Last week, she and three other courageous transgender people born in Ohio sued the state over its intransigence around updating birth certificates. The ACLU, ACLU of Ohio, and Lambda Legal, which have brought the case together, argue that the state’s policy violates individuals’ equal protection, privacy, and free speech rights. But at its core, Ohio’s policy refuses to treat Ohioans with basic human dignity. That’s all Stacie and the other plaintiffs are seeking, and it’s what they deserve.
Luckily for Stacie, a federal court struck down Ohio’s policy of refusing to update birth certificates for trans people. Unfortunately for her and all trans people, Rick Scott’s document makes clear that Republicans want the type of policy that resulted in her not being able to complete a TSA background check, caused her to be outed and harassed at work, etc., to become the law at a federal level. This, when it comes to birth certificates and passports, puts trans people’s lives, privacy, and ability to function in society at major risk.
Scott’s document also committed to banning gender-affirming health care for trans teens and said that the Republican party would implement a blanket ban on trans women from competing in women’s sports.
Seeing that, I sat down to write a piece explaining the various issues at hand, laying out why these policies would hurt trans people (as well as the ways they could be used to hurt people who aren’t trans), and why it’s important to oppose them. And then…

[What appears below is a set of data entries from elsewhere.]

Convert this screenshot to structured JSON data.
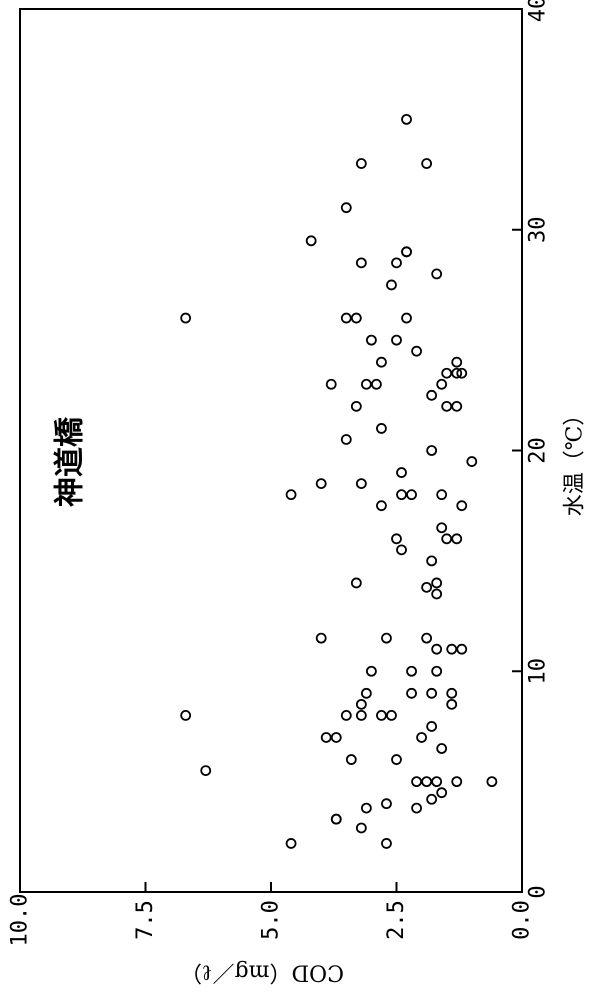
{
  "chart_data": {
    "type": "scatter",
    "title": "神道橋",
    "xlabel": "水温（℃）",
    "ylabel": "COD（mg／ℓ）",
    "xlim": [
      0,
      40
    ],
    "ylim": [
      0,
      10
    ],
    "x_ticks": [
      "0",
      "10",
      "20",
      "30",
      "40"
    ],
    "y_ticks": [
      "0.0",
      "2.5",
      "5.0",
      "7.5",
      "10.0"
    ],
    "grid": false,
    "legend": "none",
    "marker": "open-circle",
    "color": "#000000",
    "points": [
      [
        2.2,
        4.6
      ],
      [
        2.2,
        2.7
      ],
      [
        2.9,
        3.2
      ],
      [
        3.3,
        3.7
      ],
      [
        3.3,
        3.7
      ],
      [
        3.8,
        3.1
      ],
      [
        3.8,
        2.1
      ],
      [
        4.0,
        2.7
      ],
      [
        4.2,
        1.8
      ],
      [
        4.5,
        1.6
      ],
      [
        5.0,
        1.3
      ],
      [
        5.0,
        1.9
      ],
      [
        5.0,
        2.1
      ],
      [
        5.0,
        1.7
      ],
      [
        5.0,
        0.6
      ],
      [
        5.5,
        6.3
      ],
      [
        6.0,
        2.5
      ],
      [
        6.0,
        3.4
      ],
      [
        6.5,
        1.6
      ],
      [
        7.0,
        3.7
      ],
      [
        7.0,
        3.9
      ],
      [
        7.0,
        2.0
      ],
      [
        7.5,
        1.8
      ],
      [
        8.0,
        6.7
      ],
      [
        8.0,
        3.5
      ],
      [
        8.0,
        2.6
      ],
      [
        8.0,
        2.8
      ],
      [
        8.0,
        3.2
      ],
      [
        8.5,
        1.4
      ],
      [
        8.5,
        3.2
      ],
      [
        9.0,
        1.4
      ],
      [
        9.0,
        2.2
      ],
      [
        9.0,
        3.1
      ],
      [
        9.0,
        1.8
      ],
      [
        10.0,
        3.0
      ],
      [
        10.0,
        2.2
      ],
      [
        10.0,
        1.7
      ],
      [
        11.0,
        1.7
      ],
      [
        11.0,
        1.4
      ],
      [
        11.0,
        1.2
      ],
      [
        11.5,
        4.0
      ],
      [
        11.5,
        2.7
      ],
      [
        11.5,
        1.9
      ],
      [
        13.5,
        1.7
      ],
      [
        13.8,
        1.9
      ],
      [
        14.0,
        1.7
      ],
      [
        14.0,
        3.3
      ],
      [
        15.0,
        1.8
      ],
      [
        15.5,
        2.4
      ],
      [
        16.0,
        2.5
      ],
      [
        16.0,
        1.5
      ],
      [
        16.0,
        1.3
      ],
      [
        16.5,
        1.6
      ],
      [
        17.5,
        2.8
      ],
      [
        17.5,
        1.2
      ],
      [
        18.0,
        2.2
      ],
      [
        18.0,
        4.6
      ],
      [
        18.0,
        2.4
      ],
      [
        18.0,
        1.6
      ],
      [
        18.5,
        4.0
      ],
      [
        18.5,
        3.2
      ],
      [
        19.0,
        2.4
      ],
      [
        19.5,
        1.0
      ],
      [
        20.0,
        1.8
      ],
      [
        20.5,
        3.5
      ],
      [
        21.0,
        2.8
      ],
      [
        22.0,
        3.3
      ],
      [
        22.0,
        1.5
      ],
      [
        22.0,
        1.3
      ],
      [
        22.5,
        1.8
      ],
      [
        23.0,
        3.8
      ],
      [
        23.0,
        3.1
      ],
      [
        23.0,
        2.9
      ],
      [
        23.0,
        1.6
      ],
      [
        23.5,
        1.5
      ],
      [
        23.5,
        1.3
      ],
      [
        23.5,
        1.2
      ],
      [
        24.0,
        1.3
      ],
      [
        24.0,
        2.8
      ],
      [
        24.5,
        2.1
      ],
      [
        25.0,
        2.5
      ],
      [
        25.0,
        3.0
      ],
      [
        26.0,
        2.3
      ],
      [
        26.0,
        3.3
      ],
      [
        26.0,
        3.5
      ],
      [
        26.0,
        6.7
      ],
      [
        27.5,
        2.6
      ],
      [
        28.0,
        1.7
      ],
      [
        28.5,
        3.2
      ],
      [
        28.5,
        2.5
      ],
      [
        29.0,
        2.3
      ],
      [
        29.0,
        2.3
      ],
      [
        29.5,
        4.2
      ],
      [
        31.0,
        3.5
      ],
      [
        33.0,
        3.2
      ],
      [
        33.0,
        1.9
      ],
      [
        35.0,
        2.3
      ]
    ]
  }
}
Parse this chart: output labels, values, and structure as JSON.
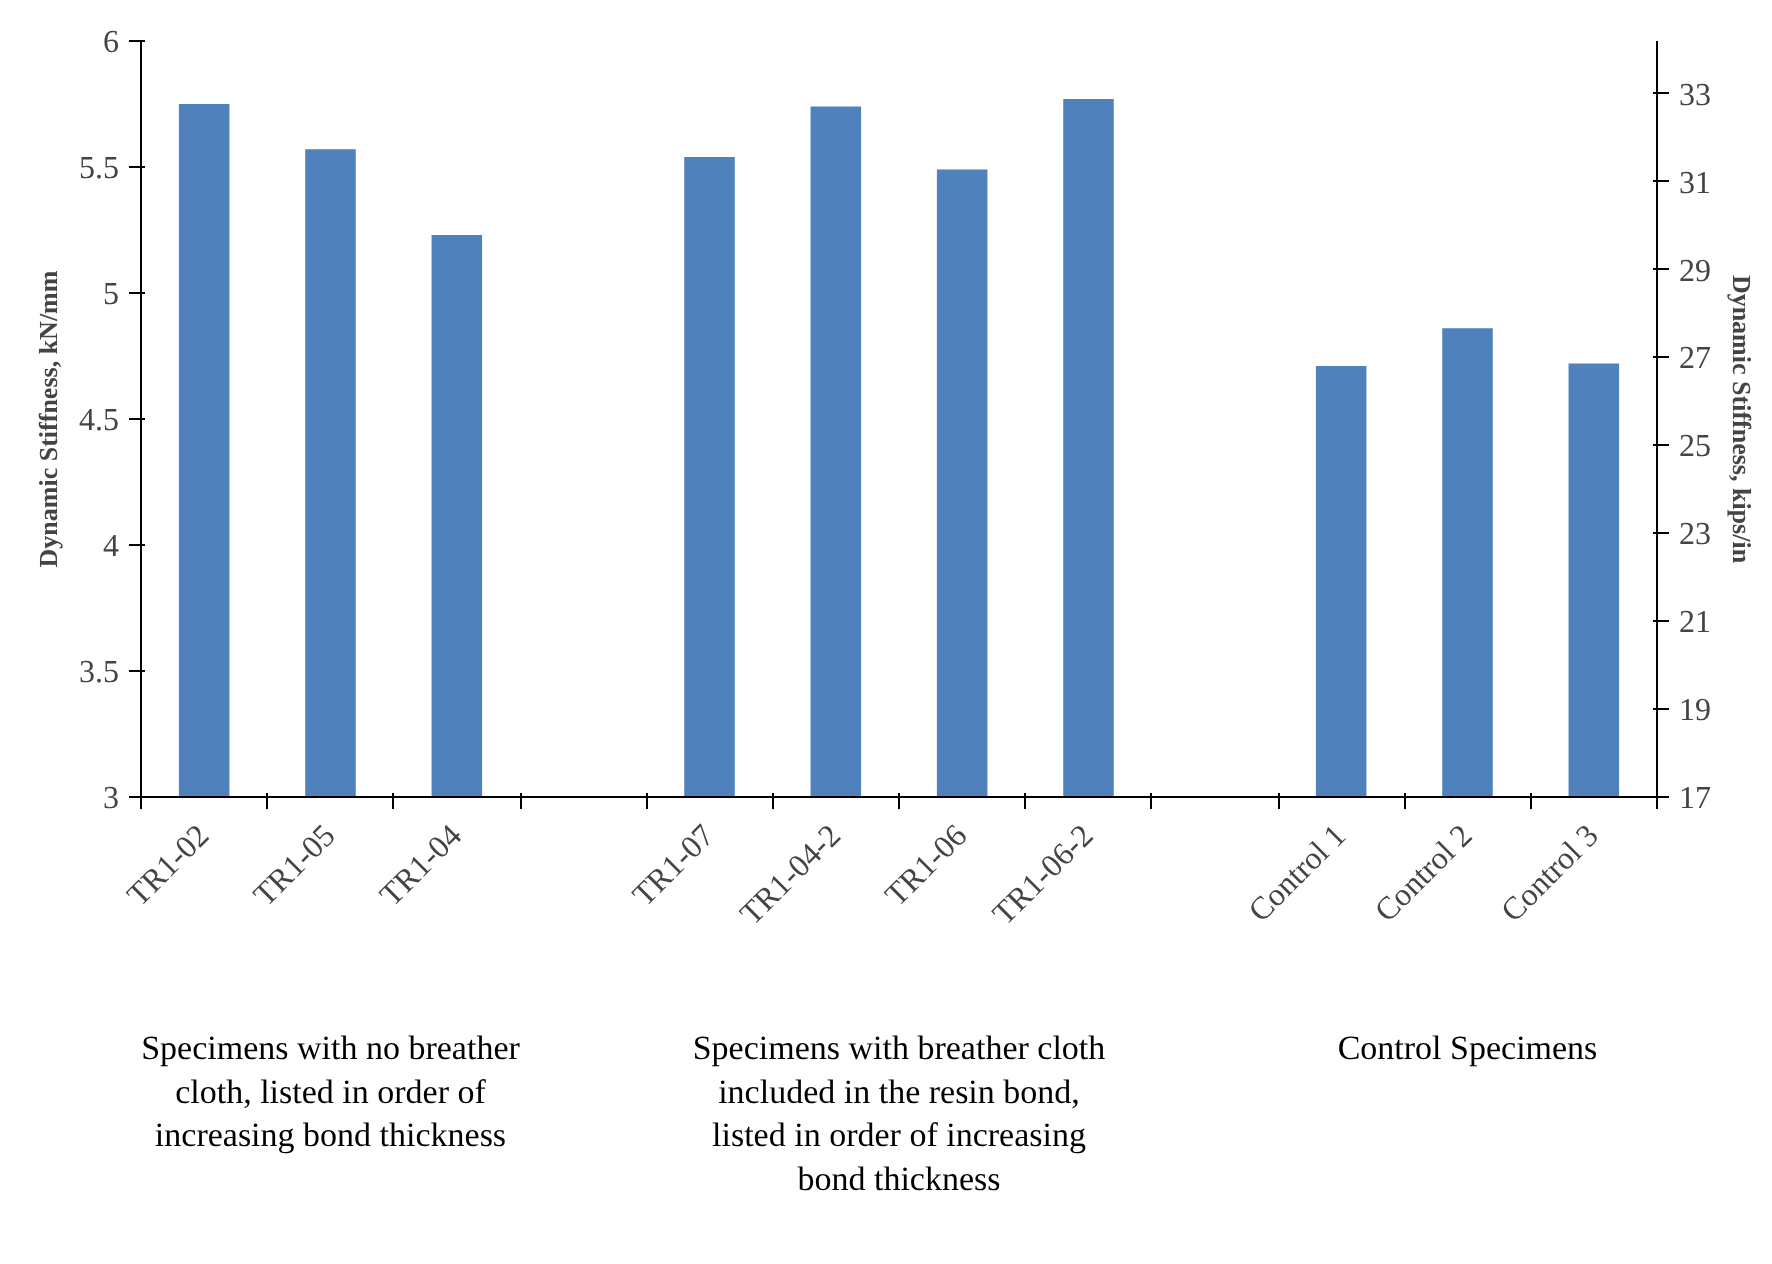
{
  "chart_data": {
    "type": "bar",
    "ylabel": "Dynamic Stiffness, kN/mm",
    "y2label": "Dynamic Stiffness, kips/in",
    "categories": [
      "TR1-02",
      "TR1-05",
      "TR1-04",
      null,
      "TR1-07",
      "TR1-04-2",
      "TR1-06",
      "TR1-06-2",
      null,
      "Control 1",
      "Control 2",
      "Control 3"
    ],
    "values": [
      5.75,
      5.57,
      5.23,
      null,
      5.54,
      5.74,
      5.49,
      5.77,
      null,
      4.71,
      4.86,
      4.72
    ],
    "color": "#4f81bd",
    "ylim": [
      3,
      6
    ],
    "yticks": [
      3,
      3.5,
      4,
      4.5,
      5,
      5.5,
      6
    ],
    "y2lim": [
      17,
      34.2
    ],
    "y2ticks": [
      17,
      19,
      21,
      23,
      25,
      27,
      29,
      31,
      33
    ],
    "grid": false,
    "annotations": [
      "Specimens with no breather\ncloth, listed in order of\nincreasing bond thickness",
      "Specimens with breather cloth\nincluded in the resin bond,\nlisted in order of increasing\nbond thickness",
      "Control Specimens"
    ]
  }
}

The next day, Texas Governor Greg Abbott directed the state’s Department of Family and Protective Services to investigate parents of trans teens for “child abuse,” defining abuse as not only allowing minors to access transition-related surgeries (which typically aren’t performed for people under the age of 18, anyway), but also for providing puberty-blocking drugs (which have been used for kids, trans and not, for a long time). This effectively forces trans teens to undergo what I can only describe as the straight-up body horror that is incorrect puberty.


Additionally, Abbott instructed teachers, doctors, and caregivers to report trans students they see to DFPS. This is a horrific policy that goes against what every legitimate medical organization has said.
So, I scrapped the earlier piece I was working on and then… Russia invades Ukraine, which should have at the very least allowed for a single day where trans people weren’t the focus of attention. Somehow, the right managed to turn a foreign conflict that doesn’t directly involve the U.S. into an opportunity to rage about trans people and “pronouns,” which has essentially become as much of a buzzword as “woke” these days.
And just… at that point I decided to take a deep breath, commit to writing this brief overview, and then putting my energy into putting out some thoughtful posts for next week on this topic.
So, with that, I want to wish every one of you a pleasant, positive, and refreshing weekend. Next week will be better. I hope.
When raging about “pronouns,” conservatives frame this as an argument about not wanting to learn some lengthy list of bespoke individual pronouns, but are usually just about not wanting to call trans women “she” and trans men “he.” It’s not an argument about pronouns, themselves, but about degrading and dehumanizing trans people.
I know it is a cliche, but "It gets better" I live in the reddest part of Florida and am disgusted by our current and most recent former governors. This state is not a Disney happy horsehit playground for anyone who isn't straight, white, or in any sense liberal. Maybe next week will be better for all of us. It will be March (madness) and Mardi Gras!
Thank you for that thoughtful recap. And you're right, it was a crazy week and it's left me very angry. I don't understand how these idiots always seem to dictate the discussion and we're left having to react. How do we take control of the conversation?